I don’t want it to create setup.* files, I just want it to install to /opt/ros/foxy/lib/, /opt/ros/foxy/share/, etc.
Personally I feel like the whole cd ~/dev_ws/; source install/setup.bash, etc. is really not a good way to deploy production ROS nodes, I find it much more stable to install everything to /opt/ros, put the launch file in /etc/robot.launch, and run the launch file as a systemd service. It feels much cleaner that way in production than having a bunch of colcon/catkin “crap” lying around the home directory of a user. For production hardware I’d generally want home directories to be empty.
The other reason I do this is that there are often several packages I’m working on, say pkga, pkgb, pkgc, and I have stable versions and unstable (dev) versions of all of them in progress, and I want to create 3 different dev workspaces, dev_ws_a, dev_ws_b, dev_ws_c that each run the stable versions of all packages /except/ use the unstable version of the respective pakcage that is being worked on in that dev workspace. So for example, in dev_ws_a/src I would clone the latest dev branch of pkga but clone nothing else; the system would automatically fall back to the /opt/ros (stable) versions of pkgb and pkgc if I’m working out of dev_ws_a. And then when I want to do some work on pkgb but isolating my work to pkgb and using the stable version of pkga I would switch to dev_ws_b and do some work there.

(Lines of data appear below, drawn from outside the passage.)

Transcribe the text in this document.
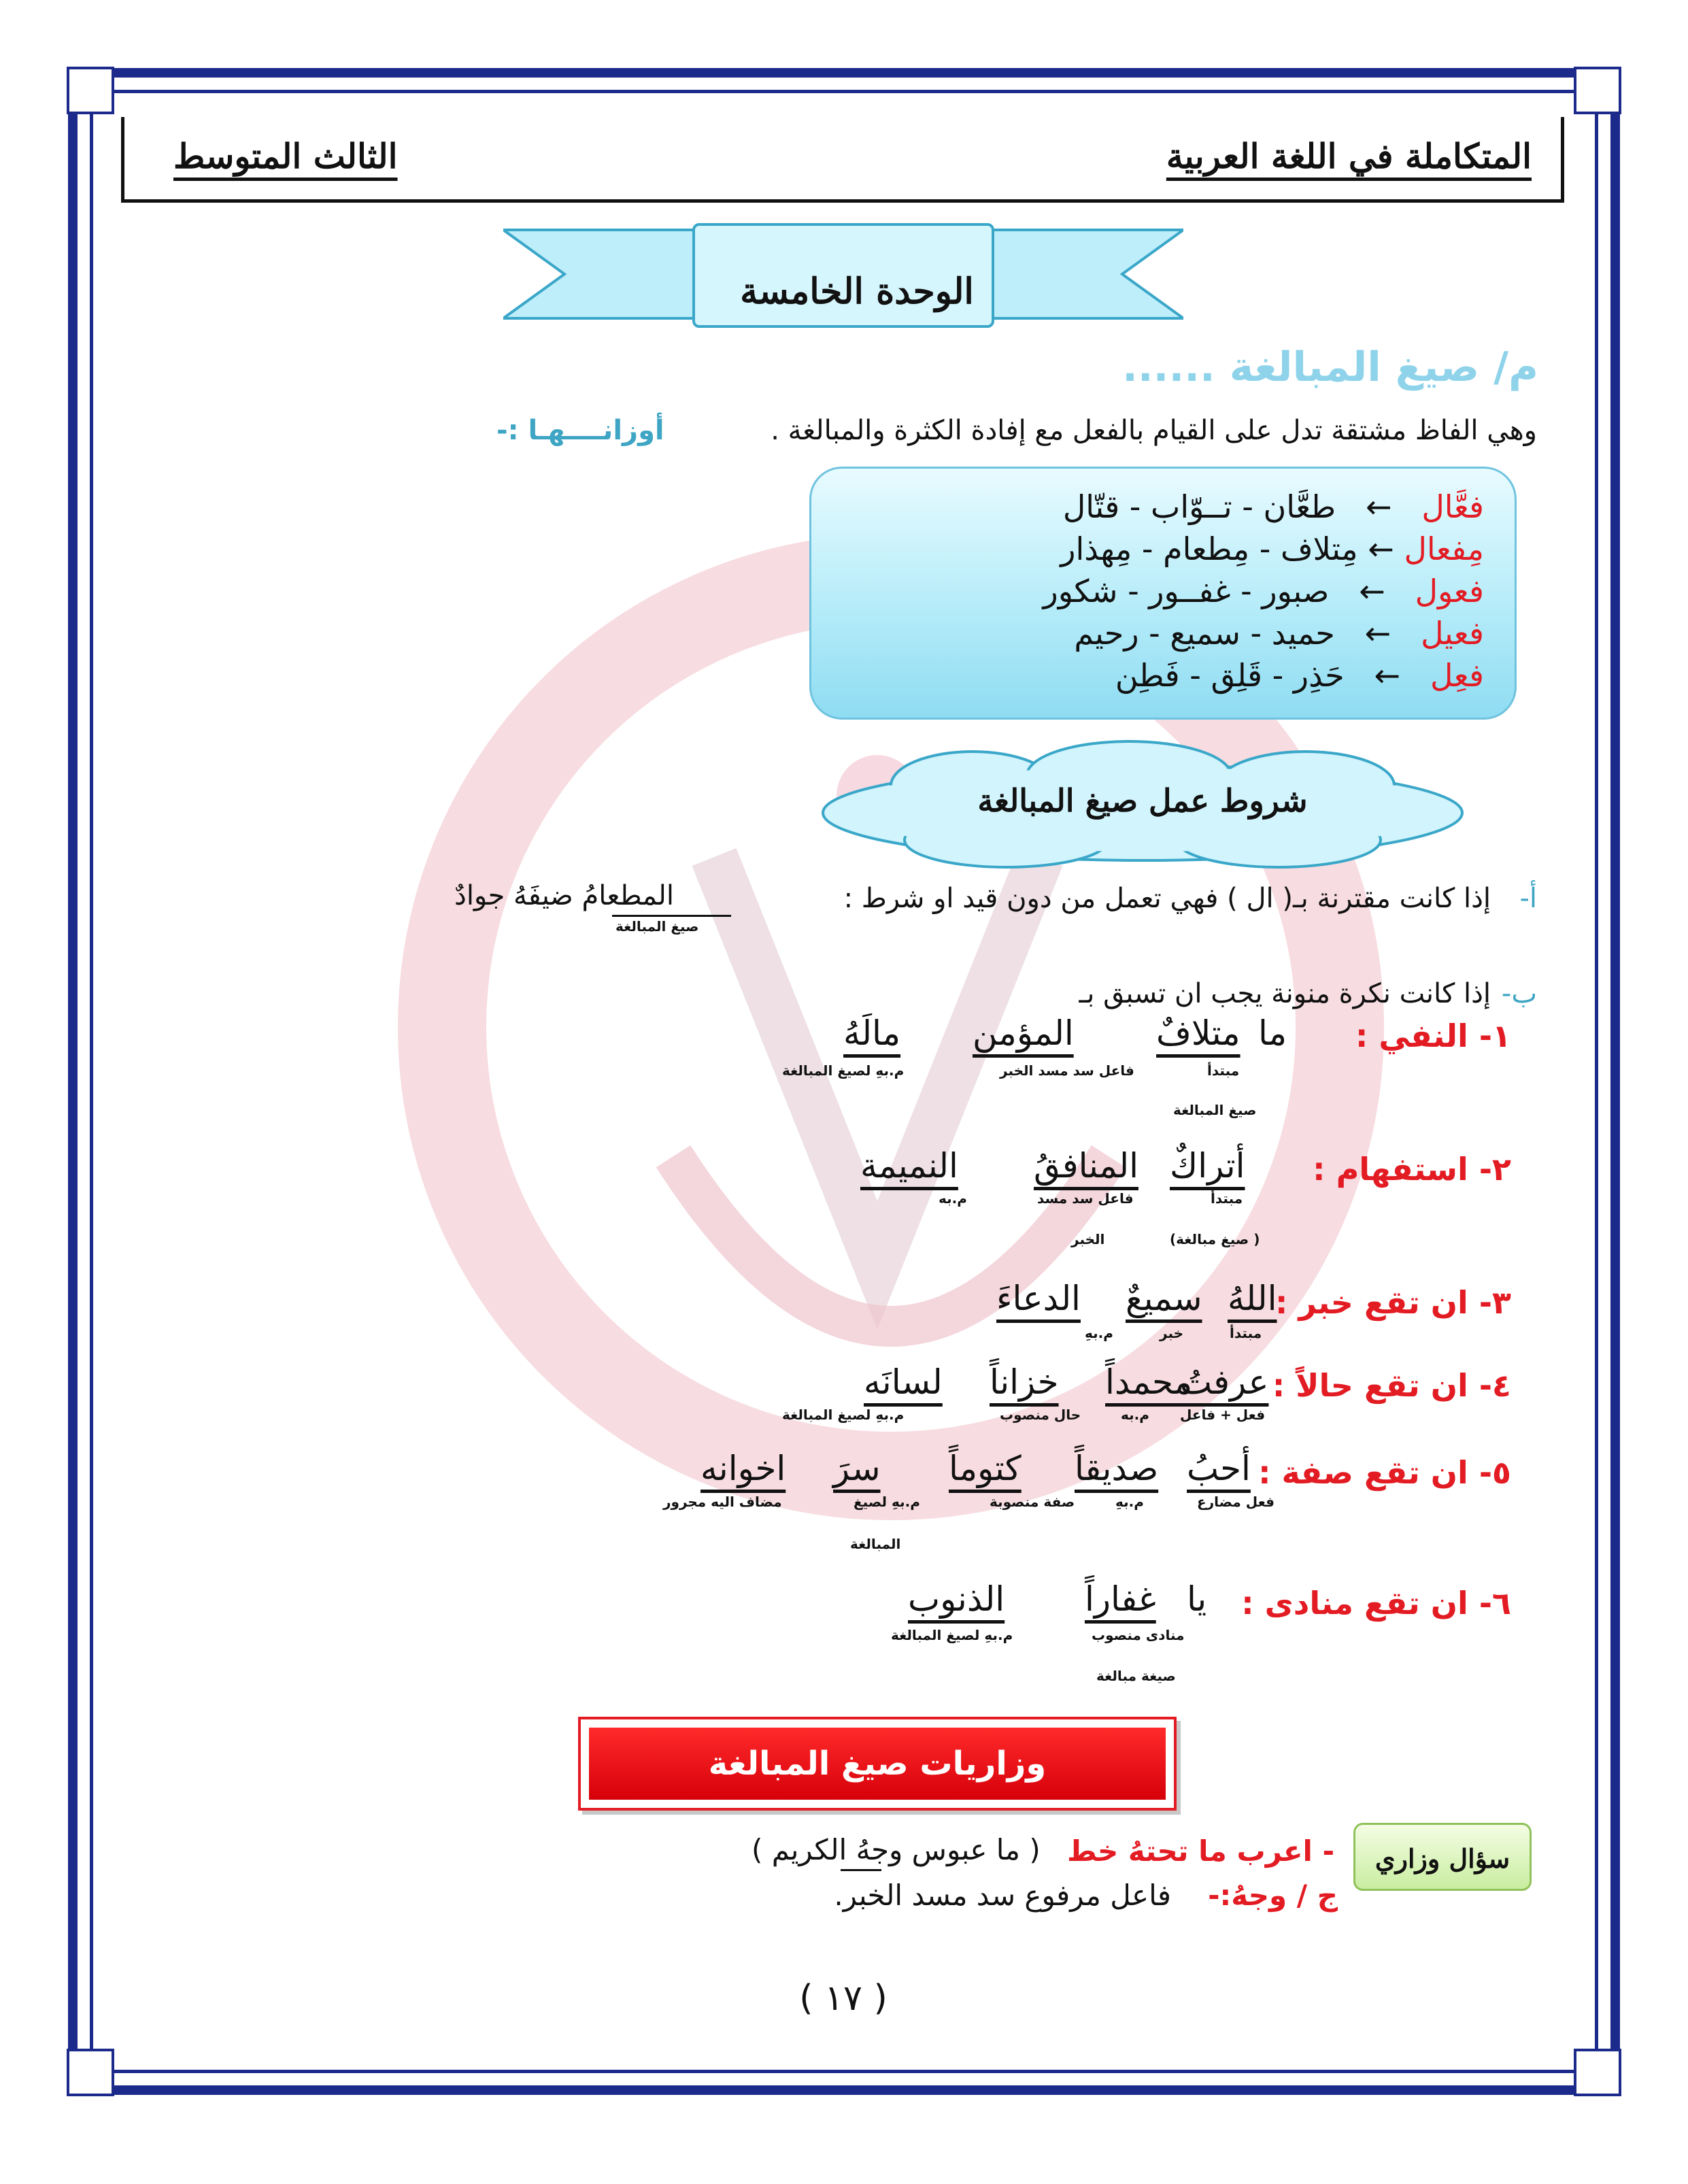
المتكاملة في اللغة العربية
الثالث المتوسط
الوحدة الخامسة
م/ صيغ المبالغة ......
وهي الفاظ مشتقة تدل على القيام بالفعل مع إفادة الكثرة والمبالغة .
أوزانــــهـا :-
فعَّال   ←   طعَّان - تــوّاب - قتّال
مِفعال ← مِتلاف - مِطعام - مِهذار
فعول   ←   صبور - غفــور - شكور
فعيل   ←   حميد - سميع - رحيم
فعِل   ←   حَذِر - قَلِق - فَطِن
شروط عمل صيغ المبالغة
أ-
إذا كانت مقترنة بـ( ال ) فهي تعمل من دون قيد او شرط :
المطعامُ ضيفَهُ جوادٌ
صيغ المبالغة
ب-
إذا كانت نكرة منونة يجب ان تسبق بـ
١- النفي :
ما
متلافٌ
المؤمن
مالَهُ
مبتدأ
فاعل سد مسد الخبر
م.بهِ لصيغ المبالغة
صيغ المبالغة
٢- استفهام :
أتراكٌ
المنافقُ
النميمة
مبتدأ
فاعل سد مسد
م.به
( صيغ مبالغة)
الخبر
٣- ان تقع خبر :
اللهُ
سميعٌ
الدعاءَ
مبتدأ
خبر
م.بهِ
٤- ان تقع حالاً :
عرفتُ
محمداً
خزاناً
لسانَه
فعل + فاعل
م.به
حال منصوب
م.بهِ لصيغ المبالغة
٥- ان تقع صفة :
أحبُ
صديقاً
كتوماً
سرَ
اخوانه
فعل مضارع
م.بهِ
صفة منصوبة
م.بهِ لصيغ
مضاف اليه مجرور
المبالغة
٦- ان تقع منادى :
يا
غفاراً
الذنوب
منادى منصوب
م.بهِ لصيغ المبالغة
صيغة مبالغة
وزاريات صيغ المبالغة
سؤال وزاري
- اعرب ما تحتهُ خط
( ما عبوس وجهُ الكريم )
ج / وجهُ:-
فاعل مرفوع سد مسد الخبر.
( ١٧ )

For this kind of setup to be clean and easy, I would want all stable versions installed to /opt/ros, otherwise the dev workspaces become a mess.
The way we handle this is to build debians out of our internal CI builds, then install the debians into docker files for release for production.
Local workspace → testing local code
Merge to Develop → CI build creates package
Update package on machine image → PR complete
In this way, if we need to test field changes we can source the workspace and change out nodes as needed, but otherwise unless it’s installed at a system level through a deb, it isn’t going to work on a default launch at all.
I think so, but I also think there is a way to disable the creation of that setup file (and therefore its installation), that setup file should be the same no matter what is installed there.
I can’t find it off hand, but you could also install to a temporary directory and then copy everything but the setup file. But again, that setup file doesn’t change anyway so overwriting it shouldn’t be an issue I think (you’d need to verify that).
We have a single .deb that contributes this file in our buildfarm:
And then none of the other .deb for ros packages install it. This is a hard requirement from dpkg, that no .deb install the same file.
As far as I know though, we don’t use colcon to build binary packages, instead we run cmake/make/make install (or something equivalent) for each package, or in the case of a python package we use other logic. You could do the same, if you handle both CMake and Python setuptools packages in your script, or if you ensure only CMake based packages are used. Basically you don’t have to use colcon, but it automates a lot of the logic needed to build things in the right order and with the right dependencies sourced.